Литмир - Электронная Библиотека
Содержание  
A
A

P. S. Об остальных выступлениях не буду распространяться — едва ли что стоящее было. После большой речи Векерле, которая вызвала овацию — настоящую бурю восторга, я вышел в буфет пообедать и, что дальше было, не знаю. Краем уха только слышал, что выступал Полони, а какой-то озорной мамелюк вдруг как заорет в самом замечательном месте:

— Этвеш иначе считает!

Квартиры до сих пор не нашел. И ты уж не торопи меня, душечка: все равно искать пока не стану. Слишком взволновал меня печальный случай с одним нашим коллегой, который убился насмерть, как раз когда обставлял квартиру для приезжающей жены (ты читала, конечно, в некрологах). Или ты меня совсем не любишь, Клари?

М. К.

Письмо четвертое

7 октября 1893 г.

Дорогая моя Клара!

Погода великолепная. Боже, как хорошо тебе там, наверное, с детишками!.. Солнечные лучи позлатили палату — это пестрое, многоглавое сборище со всех концов страны.

Лица у всех сегодня мирные, довольные, даже улыбающиеся. Только Банфи стала трепать Эдисонова лихорадка, когда приступили к выборам вице-председателя и в первый раз затрещала машинка, показывающая, чья очередь голосовать. Блажен Деже Перцель, первый механически избранный вице-председатель!

Игрушка ничего себе, занятная, гудеть и дребезжать умеет преотлично, только в алфавите слабо разбирается — часто не ту букву показывает, которую нужно, а какая ей больше нравится. Но, в общем, хитрое изобретение, а как музыкальный инструмент даже, можно сказать, полезное. Приглушить только немножко не мешало бы — пением хоровым, что ли, как в Опере. «Хор секретарей и стенографов» — неплохо звучит.

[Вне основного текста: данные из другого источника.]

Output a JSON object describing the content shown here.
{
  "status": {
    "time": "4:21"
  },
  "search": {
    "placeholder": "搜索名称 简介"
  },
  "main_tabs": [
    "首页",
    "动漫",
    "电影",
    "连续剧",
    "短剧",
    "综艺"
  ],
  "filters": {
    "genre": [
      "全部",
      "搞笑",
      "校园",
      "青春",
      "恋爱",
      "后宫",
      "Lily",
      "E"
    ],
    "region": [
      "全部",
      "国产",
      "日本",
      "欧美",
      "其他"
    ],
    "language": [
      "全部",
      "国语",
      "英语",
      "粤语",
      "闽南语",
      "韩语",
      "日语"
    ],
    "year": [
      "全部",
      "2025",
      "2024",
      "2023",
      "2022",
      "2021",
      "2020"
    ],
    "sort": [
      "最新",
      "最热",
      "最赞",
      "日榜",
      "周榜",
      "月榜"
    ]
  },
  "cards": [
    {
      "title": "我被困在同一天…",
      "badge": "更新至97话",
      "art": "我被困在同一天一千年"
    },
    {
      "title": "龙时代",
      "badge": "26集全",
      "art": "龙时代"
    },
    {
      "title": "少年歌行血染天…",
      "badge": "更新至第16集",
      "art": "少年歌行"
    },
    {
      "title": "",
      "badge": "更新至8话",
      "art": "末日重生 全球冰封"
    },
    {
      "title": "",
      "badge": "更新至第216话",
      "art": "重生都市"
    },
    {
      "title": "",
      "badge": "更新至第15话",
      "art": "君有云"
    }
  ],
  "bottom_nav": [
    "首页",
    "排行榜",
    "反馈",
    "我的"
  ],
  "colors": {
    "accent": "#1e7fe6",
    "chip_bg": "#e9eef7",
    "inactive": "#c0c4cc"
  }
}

Дни голосования мы очень любим. Оратора нет, вся палата в кулуарах болтается вместе с министрами, которые куда доступнее в это время. Обычно-то они прикидываются, будто с напряженным вниманием следят за выступлениями оппозиции, а после заседания срываются с лихорадочной поспешностью (ох, хитрецы!) и мчатся куда-то по коридору.

Нынче же мне удалось наконец почти каждому словечко замолвить за брата твоего, Криштофа.

Первым я поймал Силади и сказал, что вот уже полтора года родственник один у нас на шее сидит. Прогнать его неловко, хотя нас порядком уже допек этот нахлебник (ты ведь сама писала, что не потерпишь его больше в доме). Избавил бы, мол, нас от него, должность дал какую-нибудь.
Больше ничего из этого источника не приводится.